Reduced travel and industrial activity will lead to fewer emissions, but we need to be vigilant now that levels don’t sharply rise again once the crisis passes (as it did with the 2008 global financial crisis, which saw emissions drop briefly followed by a subsequent boom once the economy recovered). While nobody can predict the future, it seems likely that the future of travel and hospitality will need to reinvent itself locally in the months to come. Seeing evidence of the enormous environmental cost of air travel, there’s more reason than ever before to opt for group holidays, coach travel, “staycations,” public transport, and attractions closer to home. On a related note, conferencing software and chat platforms will likely retain their popularity simply because people are becoming used to their convenience under lockdown.
2) Shift to shopping locally
With employees having to work from home and entire industries shutting their doors, supply chains have been heavily disrupted, and consumers have found that the ordinary wealth of products they’re used to is simply not available anymore.
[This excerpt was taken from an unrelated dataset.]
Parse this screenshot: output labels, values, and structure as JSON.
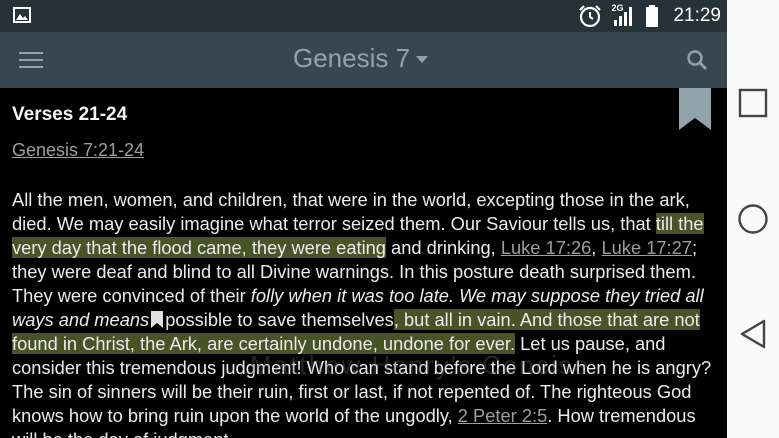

However, people are learning to make do, use what they already have, source items locally, or simply reconsider whether they always need imported goods or dozens of options for every potential purchase. This could have an inspiring and lasting effect on the economy – with people realizing that local shopping, buying second hand, or simply reigning in a bad shopping habit is an achievable goal.
3) Produce less waste
As many families around the UK have drastically reduced their shopping trips over the last month or two, and recycling services have slowed or halted in some areas, recyclable material markets have been affected, resulting in package shortages in some places. Now is the perfect time to ask: can we do better when it comes to reducing packaging or using easily recycled or biodegradable packaging? With record unemployment and financial insecurity, most of us could reconsider certain purchases (like landfill-destined takeaway coffee cups), cutting back on “throwaway” items, or even reusing and recycling things in our own homes.
4) Rethink what’s truly important
The death toll in the UK has risen well beyond what many could have imagined when they first heard of the novel coronavirus at the end of 2019. While the loss of life is tragic, there is another, more hopeful message being spread as people do what they can to adapt to life under lockdown. This message is about using the crisis as a moment of opportunity, and a chance to rethink, question old ways and commit to something better for us, for others and the planet. China has already taken steps to ban the wildlife trade. In the months ahead, there’s reason to believe that people might be tempted to prioritize health and education sectors, and question our materialism, our dysfunctional politics, and our fevered pursuit of endless growth at literally any cost.
The world that environmentalists have been begging us all to create seems within grasp, for a brief moment. Though recent events have been devastating, many are wondering if the virus has given us the push we needed towards a more sustainable future that respects human life and the environment we depend on, beyond exploitative work practices, and non-renewable energy sources. In the wake of the virus we can now get a glimpse of what the world could look like with a little more conscious dedication to what truly matters to us all. It’s up to us now to grab what progress we’ve made and run with it.